I know this is not true, though—at least not for everyone. Summers growing up, usually as a service to raise money for church, I would stick a pitch fork into some stinking pile of mulch, heave it into a wheelbarrow, and dispense it first here and then there, until the homeowner directing me was satisfied. I was lending a hand in the yearly yard upkeep, something satisfying for its own sake, whatever the neighbors might think. Now I take my daily pandemic get-out-of-the-house walks, the suburbs emerging from the grip of winter, and I see the bright mulch appearing and spreading as if by some unseen hand. I could just as well have been spreading it for them, ten years ago. 

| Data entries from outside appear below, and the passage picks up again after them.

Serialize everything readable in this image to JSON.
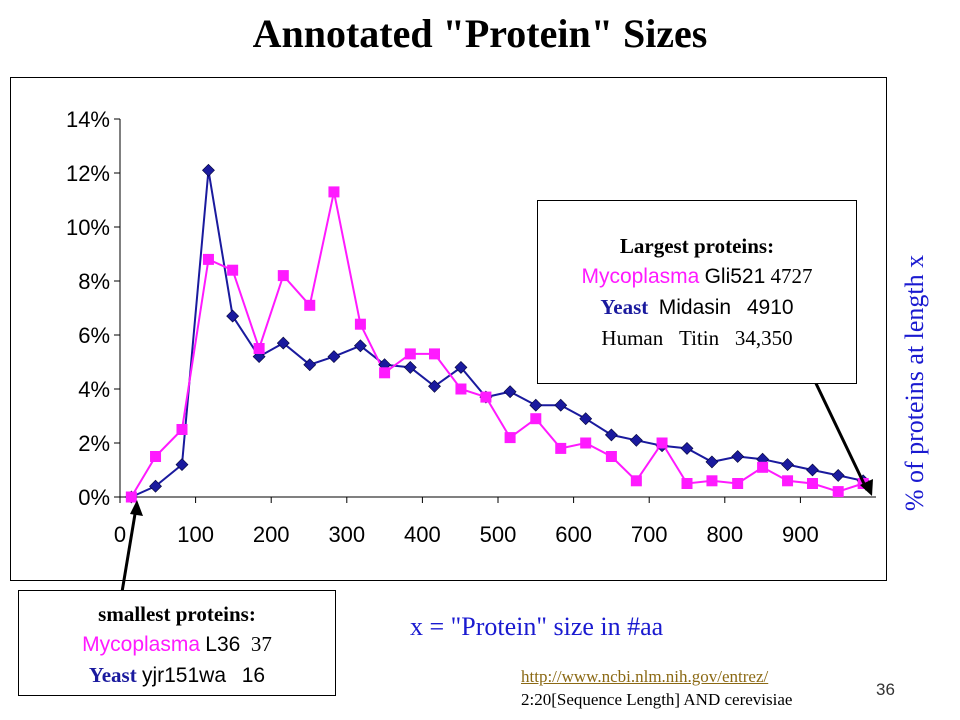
{
  "slide": {
    "title": "Annotated \"Protein\" Sizes",
    "slide_number": "36"
  },
  "largest_box": {
    "heading": "Largest proteins:",
    "rows": [
      {
        "organism": "Mycoplasma",
        "protein": "Gli521",
        "length": "4727"
      },
      {
        "organism": "Yeast",
        "protein": "Midasin",
        "length": "4910"
      },
      {
        "organism": "Human",
        "protein": "Titin",
        "length": "34,350"
      }
    ]
  },
  "smallest_box": {
    "heading": "smallest proteins:",
    "rows": [
      {
        "organism": "Mycoplasma",
        "protein": "L36",
        "length": "37"
      },
      {
        "organism": "Yeast",
        "protein": "yjr151wa",
        "length": "16"
      }
    ]
  },
  "source": {
    "url": "http://www.ncbi.nlm.nih.gov/entrez/",
    "query": "2:20[Sequence Length] AND cerevisiae"
  },
  "colors": {
    "series_navy": "#1a1a9e",
    "series_magenta": "#ff1aff",
    "label_blue": "#1a1ad0"
  },
  "chart_data": {
    "type": "line",
    "xlabel": "x = \"Protein\" size in #aa",
    "ylabel": "% of proteins at length x",
    "xlim": [
      0,
      1000
    ],
    "ylim": [
      0,
      14
    ],
    "x_ticks": [
      "0",
      "100",
      "200",
      "300",
      "400",
      "500",
      "600",
      "700",
      "800",
      "900"
    ],
    "y_ticks": [
      "0%",
      "2%",
      "4%",
      "6%",
      "8%",
      "10%",
      "12%",
      "14%"
    ],
    "grid": false,
    "series": [
      {
        "color": "#1a1a9e",
        "marker": "diamond",
        "x": [
          15,
          47,
          82,
          117,
          149,
          184,
          216,
          251,
          283,
          318,
          350,
          384,
          416,
          451,
          484,
          516,
          550,
          583,
          616,
          650,
          683,
          717,
          750,
          783,
          817,
          850,
          883,
          916,
          950,
          983
        ],
        "y": [
          0.0,
          0.4,
          1.2,
          12.1,
          6.7,
          5.2,
          5.7,
          4.9,
          5.2,
          5.6,
          4.9,
          4.8,
          4.1,
          4.8,
          3.7,
          3.9,
          3.4,
          3.4,
          2.9,
          2.3,
          2.1,
          1.9,
          1.8,
          1.3,
          1.5,
          1.4,
          1.2,
          1.0,
          0.8,
          0.6
        ]
      },
      {
        "color": "#ff1aff",
        "marker": "square",
        "x": [
          15,
          47,
          82,
          117,
          149,
          184,
          216,
          251,
          283,
          318,
          350,
          384,
          416,
          451,
          484,
          516,
          550,
          583,
          616,
          650,
          683,
          717,
          750,
          783,
          817,
          850,
          883,
          916,
          950,
          983
        ],
        "y": [
          0.0,
          1.5,
          2.5,
          8.8,
          8.4,
          5.5,
          8.2,
          7.1,
          11.3,
          6.4,
          4.6,
          5.3,
          5.3,
          4.0,
          3.7,
          2.2,
          2.9,
          1.8,
          2.0,
          1.5,
          0.6,
          2.0,
          0.5,
          0.6,
          0.5,
          1.1,
          0.6,
          0.5,
          0.2,
          0.5
        ]
      }
    ]
  }
}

I return from one of these walks, thinking about the bright red mulch a few houses down, and my dad is in the side yard talking to my step mom. They are talking about some low quality mulch that’s been spread by the neighbors—it’s not going to last long, and then they will have to put more on top of it, and then it will start to form an ugly moundish shape under the trees. Evidently, this is because of the kind of wood the mulch has been made from, explains my dad, although I am sure my stepmom does not need this explained to her. My first thought upon learning this fact about mulch quality is: Good god, there are so many things I do not know. 

But I cannot waste time lamenting my ignorance, as my dad quickly recruits me to help him move a young tree from one side of the yard to the other, near the street where an old tree is dying. He has the young tree mostly dug up and needs help lifting it into a wheelbarrow, taking care not to break up the dirt clumped around its roots. As I grab a shovel to scoop under the tree’s roots, I am informed about this tree, what kind it is and where it is from. I do not remember any of this information because I am thinking instead about the red color of the wheelbarrow and the blue of my dad’s windbreaker and the devotion he is showing this yard project. 

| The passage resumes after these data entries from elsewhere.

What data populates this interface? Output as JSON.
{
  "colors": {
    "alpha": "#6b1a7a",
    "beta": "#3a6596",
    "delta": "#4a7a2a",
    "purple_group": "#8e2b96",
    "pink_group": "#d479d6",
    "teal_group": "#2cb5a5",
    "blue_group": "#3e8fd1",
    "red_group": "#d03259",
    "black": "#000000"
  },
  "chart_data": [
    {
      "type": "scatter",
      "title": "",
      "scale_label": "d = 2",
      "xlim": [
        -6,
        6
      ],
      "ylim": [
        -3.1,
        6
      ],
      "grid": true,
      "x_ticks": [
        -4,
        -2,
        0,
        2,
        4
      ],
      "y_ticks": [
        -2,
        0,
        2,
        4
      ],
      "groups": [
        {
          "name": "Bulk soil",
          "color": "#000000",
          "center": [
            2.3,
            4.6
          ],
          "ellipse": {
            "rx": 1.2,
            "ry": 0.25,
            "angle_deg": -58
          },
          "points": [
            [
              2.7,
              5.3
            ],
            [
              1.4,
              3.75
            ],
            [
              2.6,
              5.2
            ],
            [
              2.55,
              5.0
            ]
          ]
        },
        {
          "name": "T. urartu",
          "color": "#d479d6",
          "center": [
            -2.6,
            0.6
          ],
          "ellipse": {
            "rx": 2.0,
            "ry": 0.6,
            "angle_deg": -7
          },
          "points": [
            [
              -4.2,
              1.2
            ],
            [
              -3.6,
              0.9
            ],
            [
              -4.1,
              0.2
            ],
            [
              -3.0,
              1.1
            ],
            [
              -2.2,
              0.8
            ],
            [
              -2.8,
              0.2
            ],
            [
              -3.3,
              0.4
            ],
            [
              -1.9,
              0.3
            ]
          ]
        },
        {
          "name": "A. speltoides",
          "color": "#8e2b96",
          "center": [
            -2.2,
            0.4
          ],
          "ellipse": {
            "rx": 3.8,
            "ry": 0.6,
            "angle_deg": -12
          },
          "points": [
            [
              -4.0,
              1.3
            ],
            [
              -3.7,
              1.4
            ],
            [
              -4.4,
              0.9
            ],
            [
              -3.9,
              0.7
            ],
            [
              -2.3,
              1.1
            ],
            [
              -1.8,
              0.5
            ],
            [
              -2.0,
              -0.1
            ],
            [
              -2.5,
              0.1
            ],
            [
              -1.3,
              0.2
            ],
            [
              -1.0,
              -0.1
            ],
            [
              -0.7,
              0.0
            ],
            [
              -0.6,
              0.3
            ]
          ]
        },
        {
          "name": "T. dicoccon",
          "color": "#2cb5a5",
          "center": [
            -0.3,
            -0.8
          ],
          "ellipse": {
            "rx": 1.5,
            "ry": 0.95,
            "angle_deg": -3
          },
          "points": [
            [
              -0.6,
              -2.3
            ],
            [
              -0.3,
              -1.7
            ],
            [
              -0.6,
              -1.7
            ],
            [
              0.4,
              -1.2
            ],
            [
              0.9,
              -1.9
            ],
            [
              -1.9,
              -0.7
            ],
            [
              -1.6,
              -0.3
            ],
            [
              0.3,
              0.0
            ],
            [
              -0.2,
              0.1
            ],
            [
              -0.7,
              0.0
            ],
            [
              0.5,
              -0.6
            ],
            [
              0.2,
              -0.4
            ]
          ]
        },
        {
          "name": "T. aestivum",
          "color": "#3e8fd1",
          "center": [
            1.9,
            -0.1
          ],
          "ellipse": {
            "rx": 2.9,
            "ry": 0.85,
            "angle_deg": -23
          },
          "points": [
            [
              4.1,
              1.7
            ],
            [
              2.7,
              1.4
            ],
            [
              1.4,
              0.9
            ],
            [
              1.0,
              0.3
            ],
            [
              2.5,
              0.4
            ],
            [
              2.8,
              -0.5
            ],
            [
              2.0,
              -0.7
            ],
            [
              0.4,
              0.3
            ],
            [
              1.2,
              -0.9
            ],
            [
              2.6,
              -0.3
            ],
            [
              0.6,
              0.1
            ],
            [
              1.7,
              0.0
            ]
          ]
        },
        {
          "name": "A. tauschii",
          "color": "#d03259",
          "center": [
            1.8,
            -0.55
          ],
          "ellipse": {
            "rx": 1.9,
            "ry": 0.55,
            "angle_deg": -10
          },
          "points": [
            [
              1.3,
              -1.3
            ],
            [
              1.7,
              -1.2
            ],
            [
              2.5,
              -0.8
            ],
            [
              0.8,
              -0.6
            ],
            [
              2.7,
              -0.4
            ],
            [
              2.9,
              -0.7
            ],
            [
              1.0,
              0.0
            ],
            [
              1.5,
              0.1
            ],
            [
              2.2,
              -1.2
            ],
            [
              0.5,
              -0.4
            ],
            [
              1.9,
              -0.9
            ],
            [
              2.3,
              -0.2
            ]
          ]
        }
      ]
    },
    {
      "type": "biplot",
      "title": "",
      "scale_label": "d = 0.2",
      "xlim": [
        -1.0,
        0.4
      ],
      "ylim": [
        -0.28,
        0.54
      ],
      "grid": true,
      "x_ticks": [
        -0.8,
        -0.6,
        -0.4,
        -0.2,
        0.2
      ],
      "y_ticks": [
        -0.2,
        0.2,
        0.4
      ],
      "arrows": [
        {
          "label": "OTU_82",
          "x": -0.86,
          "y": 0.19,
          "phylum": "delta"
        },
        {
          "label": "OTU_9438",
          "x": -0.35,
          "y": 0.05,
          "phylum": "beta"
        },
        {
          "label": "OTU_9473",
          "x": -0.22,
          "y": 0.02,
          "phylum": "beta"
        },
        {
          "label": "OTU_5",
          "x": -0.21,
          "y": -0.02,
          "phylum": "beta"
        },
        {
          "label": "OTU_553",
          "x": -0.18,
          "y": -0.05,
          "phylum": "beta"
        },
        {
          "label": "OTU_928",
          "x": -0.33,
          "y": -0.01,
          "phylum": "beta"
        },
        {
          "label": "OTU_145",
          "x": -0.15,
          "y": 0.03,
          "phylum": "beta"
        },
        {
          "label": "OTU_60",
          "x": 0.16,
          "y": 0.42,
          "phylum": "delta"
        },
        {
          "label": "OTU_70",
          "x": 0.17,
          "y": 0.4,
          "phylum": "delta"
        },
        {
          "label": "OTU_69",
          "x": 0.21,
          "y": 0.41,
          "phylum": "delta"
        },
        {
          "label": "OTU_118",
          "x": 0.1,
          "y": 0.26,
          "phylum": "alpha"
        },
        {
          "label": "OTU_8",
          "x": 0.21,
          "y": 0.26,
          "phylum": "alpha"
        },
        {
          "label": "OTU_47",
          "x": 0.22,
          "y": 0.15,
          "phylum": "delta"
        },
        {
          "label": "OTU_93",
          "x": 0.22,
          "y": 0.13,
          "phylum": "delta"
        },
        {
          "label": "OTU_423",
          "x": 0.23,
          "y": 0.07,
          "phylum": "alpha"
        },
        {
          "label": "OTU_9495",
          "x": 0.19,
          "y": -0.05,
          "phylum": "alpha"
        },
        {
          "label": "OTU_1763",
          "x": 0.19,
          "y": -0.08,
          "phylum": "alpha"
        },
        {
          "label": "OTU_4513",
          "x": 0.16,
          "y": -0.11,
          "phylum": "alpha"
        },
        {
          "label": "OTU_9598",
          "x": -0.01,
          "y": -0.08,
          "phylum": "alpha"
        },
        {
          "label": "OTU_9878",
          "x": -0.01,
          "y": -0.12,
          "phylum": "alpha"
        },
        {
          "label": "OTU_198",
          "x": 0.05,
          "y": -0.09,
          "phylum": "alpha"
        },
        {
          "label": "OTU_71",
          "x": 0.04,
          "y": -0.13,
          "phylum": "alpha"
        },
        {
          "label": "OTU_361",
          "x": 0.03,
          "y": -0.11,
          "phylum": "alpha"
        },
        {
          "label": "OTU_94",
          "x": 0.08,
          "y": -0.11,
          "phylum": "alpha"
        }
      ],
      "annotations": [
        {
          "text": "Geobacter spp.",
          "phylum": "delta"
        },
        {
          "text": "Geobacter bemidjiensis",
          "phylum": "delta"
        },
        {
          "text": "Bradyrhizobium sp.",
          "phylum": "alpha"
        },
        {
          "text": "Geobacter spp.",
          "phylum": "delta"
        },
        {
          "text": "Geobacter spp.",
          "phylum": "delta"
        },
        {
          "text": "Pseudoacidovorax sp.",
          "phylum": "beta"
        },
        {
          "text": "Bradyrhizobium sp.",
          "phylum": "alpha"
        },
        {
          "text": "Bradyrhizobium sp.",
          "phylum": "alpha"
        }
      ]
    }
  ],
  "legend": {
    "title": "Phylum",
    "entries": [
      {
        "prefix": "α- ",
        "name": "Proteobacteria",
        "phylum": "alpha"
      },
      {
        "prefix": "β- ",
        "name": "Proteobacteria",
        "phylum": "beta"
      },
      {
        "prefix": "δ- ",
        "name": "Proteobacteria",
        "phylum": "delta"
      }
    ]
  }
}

I am determined to remember this moment in time, even if it means letting some arboreal facts escape me. It seems to me unthinkable that this year could have turned out in any other way, as if I were meant to be here. I know this is absurd, though, my coming home to help in the yard being the product of the largest series of mistakes and calamities I will (probably) see in my lifetime. And yet this cannot put off my feeling, standing here in the sun with my healthy dad of almost 70, that somehow a horizon is opening up in front of me that seemed just a few months ago dark and clouded over. 

When we wheel the tree near the street, he points to yellow lines spray painted on the grass, extending about fifty yards. I had wondered about those. Turns out, he had called the utilities company to mark the gas line, so as to avoid, I suppose, digging in the wrong spot and blowing us all to smithereens. I filed this away with the things I would never have thought of, with the low quality mulch. For this new tree, my dad has prepared a hole of about eighteen inches across and maybe eight inches deep. We lift the tree and set it in, together. 

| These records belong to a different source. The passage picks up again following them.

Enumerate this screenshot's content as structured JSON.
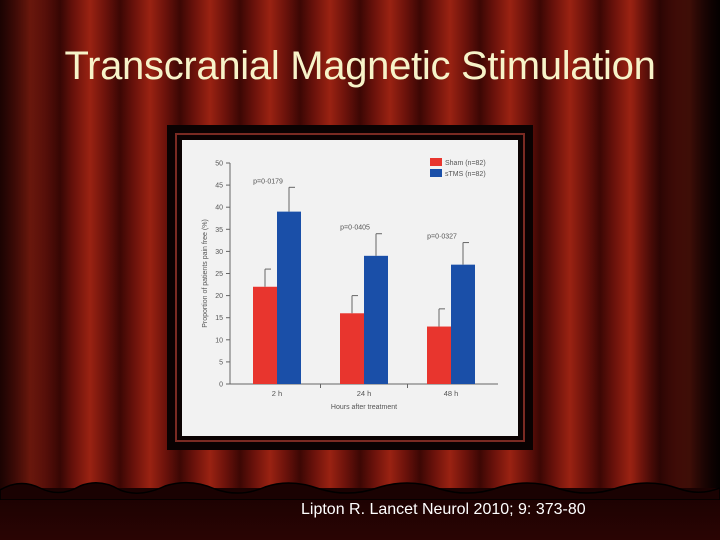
{
  "slide": {
    "title": "Transcranial Magnetic Stimulation",
    "citation": "Lipton R. Lancet Neurol 2010; 9: 373-80"
  },
  "colors": {
    "sham": "#e8352e",
    "stms": "#1a4fa8",
    "title_text": "#f7f3c9"
  },
  "chart_data": {
    "type": "bar",
    "categories": [
      "2 h",
      "24 h",
      "48 h"
    ],
    "series": [
      {
        "name": "Sham (n=82)",
        "values": [
          22,
          16,
          13
        ],
        "errors": [
          4,
          4,
          4
        ]
      },
      {
        "name": "sTMS (n=82)",
        "values": [
          39,
          29,
          27
        ],
        "errors": [
          5.5,
          5,
          5
        ]
      }
    ],
    "annotations": [
      "p=0·0179",
      "p=0·0405",
      "p=0·0327"
    ],
    "xlabel": "Hours after treatment",
    "ylabel": "Proportion of patients pain free (%)",
    "ylim": [
      0,
      50
    ],
    "yticks": [
      0,
      5,
      10,
      15,
      20,
      25,
      30,
      35,
      40,
      45,
      50
    ],
    "legend": "top-right",
    "grid": false
  }
}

The transfer is clean, with the dirt staying clumped at the roots, and the entire thing fitting neatly into the hole. “Look at that!” My dad says. “Now, just one more thing.” 

He kneels down and grabs some handfuls of dirt from the wheelbarrow to pack under the tree. He asks me to toss in a couple extra shovelfuls as well. “It is important to make sure you don’t plant it too deep,” he says. This is news to me. I ask why. 

“It won’t grow as well if it’s too deep. The roots won’t grow right if it’s too deep.” 

I look at him and I am glad that I am here and that he has taught me this. 

Scott Casleton, Ph.D. student, Philosophy, southwest suburbs of Chicago, IL.